1. Which feature — `text_embedding` or `title_embedding` — produced better classification performance? Why do you think that is the case?
2. Suppose this classifier is being used to flag potential Housing bills for a human reviewer. Which error metric (accuracy, precision, recall, or F1-score) is most important in this scenario? Which is least important? Justify your answer.
3. How does the choice of learning rate affect the convergence of gradient descent? What strategies can be used to choose an appropriate learning rate?

**Answers:**

1.  The text_embedding produced significantly better classification performance. Why: The text_embedding model achieved vastly superior precision and recall, leading to a much higher overall F1-score. A bill's title is very short and often relies on generic administrative phrasing, which provides the model with very little distinctive information. The full text, however, contains a massive amount of highly specific vocabulary and detailed context. This gives the Logistic Regression model the robust clues it needs to accurately assign weights and determine if the bill belongs to the target committee.

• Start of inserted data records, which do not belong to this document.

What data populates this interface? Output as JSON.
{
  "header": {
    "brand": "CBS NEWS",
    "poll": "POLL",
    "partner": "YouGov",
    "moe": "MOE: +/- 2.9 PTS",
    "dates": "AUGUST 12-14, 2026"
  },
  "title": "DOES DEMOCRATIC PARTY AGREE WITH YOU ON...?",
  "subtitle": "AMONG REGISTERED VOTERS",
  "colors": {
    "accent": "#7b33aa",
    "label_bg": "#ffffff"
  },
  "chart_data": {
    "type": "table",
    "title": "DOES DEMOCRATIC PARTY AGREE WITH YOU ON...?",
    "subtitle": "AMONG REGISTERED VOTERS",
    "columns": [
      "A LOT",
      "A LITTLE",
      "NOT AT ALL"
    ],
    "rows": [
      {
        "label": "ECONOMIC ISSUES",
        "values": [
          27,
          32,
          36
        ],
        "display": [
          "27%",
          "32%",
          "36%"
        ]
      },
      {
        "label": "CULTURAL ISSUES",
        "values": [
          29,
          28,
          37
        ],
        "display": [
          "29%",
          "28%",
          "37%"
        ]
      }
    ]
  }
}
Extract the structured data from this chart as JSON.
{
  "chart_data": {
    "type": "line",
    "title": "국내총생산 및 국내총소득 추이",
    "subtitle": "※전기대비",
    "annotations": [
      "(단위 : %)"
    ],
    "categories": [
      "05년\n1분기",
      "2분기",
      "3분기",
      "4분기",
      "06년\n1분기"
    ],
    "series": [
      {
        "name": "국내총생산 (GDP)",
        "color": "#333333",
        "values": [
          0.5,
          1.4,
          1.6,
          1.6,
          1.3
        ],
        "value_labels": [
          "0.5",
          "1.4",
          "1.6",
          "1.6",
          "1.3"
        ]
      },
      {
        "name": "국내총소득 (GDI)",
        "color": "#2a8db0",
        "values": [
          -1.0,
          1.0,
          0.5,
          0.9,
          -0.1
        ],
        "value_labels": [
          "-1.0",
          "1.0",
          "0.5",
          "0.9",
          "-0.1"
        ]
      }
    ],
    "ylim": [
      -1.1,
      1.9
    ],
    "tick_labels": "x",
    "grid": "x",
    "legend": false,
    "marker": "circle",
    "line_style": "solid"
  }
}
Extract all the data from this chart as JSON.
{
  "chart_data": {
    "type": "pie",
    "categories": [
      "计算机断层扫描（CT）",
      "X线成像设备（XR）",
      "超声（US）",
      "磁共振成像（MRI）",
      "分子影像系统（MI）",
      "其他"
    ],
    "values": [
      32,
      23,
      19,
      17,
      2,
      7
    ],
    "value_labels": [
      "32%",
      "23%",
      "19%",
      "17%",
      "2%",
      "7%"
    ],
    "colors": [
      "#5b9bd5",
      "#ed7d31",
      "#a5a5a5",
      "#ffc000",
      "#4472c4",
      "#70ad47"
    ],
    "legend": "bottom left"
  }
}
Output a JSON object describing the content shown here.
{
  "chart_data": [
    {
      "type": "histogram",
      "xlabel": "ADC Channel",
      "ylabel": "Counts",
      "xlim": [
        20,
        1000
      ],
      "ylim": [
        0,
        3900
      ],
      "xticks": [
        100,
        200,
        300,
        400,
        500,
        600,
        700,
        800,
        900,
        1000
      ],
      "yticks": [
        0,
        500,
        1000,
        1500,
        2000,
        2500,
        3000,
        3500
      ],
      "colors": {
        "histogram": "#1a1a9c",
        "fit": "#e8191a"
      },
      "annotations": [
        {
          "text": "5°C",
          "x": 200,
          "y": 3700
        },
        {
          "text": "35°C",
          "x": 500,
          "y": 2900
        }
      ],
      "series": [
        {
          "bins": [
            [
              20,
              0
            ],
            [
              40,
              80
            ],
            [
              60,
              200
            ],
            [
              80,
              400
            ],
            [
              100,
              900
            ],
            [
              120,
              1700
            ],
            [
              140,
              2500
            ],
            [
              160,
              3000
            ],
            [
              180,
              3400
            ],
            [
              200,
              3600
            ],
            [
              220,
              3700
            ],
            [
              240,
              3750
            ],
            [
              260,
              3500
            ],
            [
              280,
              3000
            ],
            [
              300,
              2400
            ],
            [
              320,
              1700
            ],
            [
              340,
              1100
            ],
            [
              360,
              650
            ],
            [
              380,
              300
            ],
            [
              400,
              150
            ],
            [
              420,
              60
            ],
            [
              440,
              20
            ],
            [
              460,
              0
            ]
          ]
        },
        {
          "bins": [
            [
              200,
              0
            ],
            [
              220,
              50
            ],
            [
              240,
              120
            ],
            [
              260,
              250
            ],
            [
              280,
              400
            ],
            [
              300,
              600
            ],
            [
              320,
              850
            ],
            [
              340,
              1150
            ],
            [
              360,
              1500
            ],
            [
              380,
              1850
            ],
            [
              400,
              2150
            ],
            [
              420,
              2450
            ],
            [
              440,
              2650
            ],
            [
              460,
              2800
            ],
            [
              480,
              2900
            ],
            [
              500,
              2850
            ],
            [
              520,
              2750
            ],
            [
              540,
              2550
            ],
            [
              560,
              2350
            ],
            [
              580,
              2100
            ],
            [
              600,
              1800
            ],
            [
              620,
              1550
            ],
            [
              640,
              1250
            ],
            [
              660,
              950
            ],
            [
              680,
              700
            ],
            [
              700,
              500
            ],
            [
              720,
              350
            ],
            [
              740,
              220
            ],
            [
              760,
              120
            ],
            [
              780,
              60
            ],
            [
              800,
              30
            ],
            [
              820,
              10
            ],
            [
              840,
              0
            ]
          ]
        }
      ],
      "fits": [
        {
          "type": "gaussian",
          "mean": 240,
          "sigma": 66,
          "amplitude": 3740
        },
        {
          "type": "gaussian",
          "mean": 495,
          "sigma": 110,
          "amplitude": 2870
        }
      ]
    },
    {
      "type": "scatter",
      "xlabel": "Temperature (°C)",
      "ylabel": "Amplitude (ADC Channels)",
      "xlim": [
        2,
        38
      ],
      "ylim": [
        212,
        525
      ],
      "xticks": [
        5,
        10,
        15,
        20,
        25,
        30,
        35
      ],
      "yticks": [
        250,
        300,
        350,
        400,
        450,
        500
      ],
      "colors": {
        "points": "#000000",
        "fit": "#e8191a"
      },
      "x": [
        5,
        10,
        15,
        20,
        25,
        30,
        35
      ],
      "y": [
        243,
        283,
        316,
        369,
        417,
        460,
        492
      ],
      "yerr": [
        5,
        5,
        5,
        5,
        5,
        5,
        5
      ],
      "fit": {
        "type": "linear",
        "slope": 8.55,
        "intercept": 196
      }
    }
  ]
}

2. **Most important: Recall**.If the goal is strictly to flag potential bills for a human to review, we want to make sure the human sees every single possible housing bill. A high recall score guarantees that the model catches the vast majority of the actual housing bills in the pile, even if it accidentally throws a few non-housing bills into the reviewer's inbox 

   **Least important: Accuracy**. The dataset is highly likely to be imbalanced since most bills are not housing bills. High accuracy could be achieved by a trivial model that simply predicts everything as 'false', making accuracy a poor and misleading metric for this use case.

3.  In this highly imbalanced dataset (where over 92% of the bills are not the target class), accuracy is a deceptive metric. A useless model that simply predicts "Not Housing" 100% of the time would still achieve ~92% accuracy, completely failing its actual job of flagging bills for the reviewer.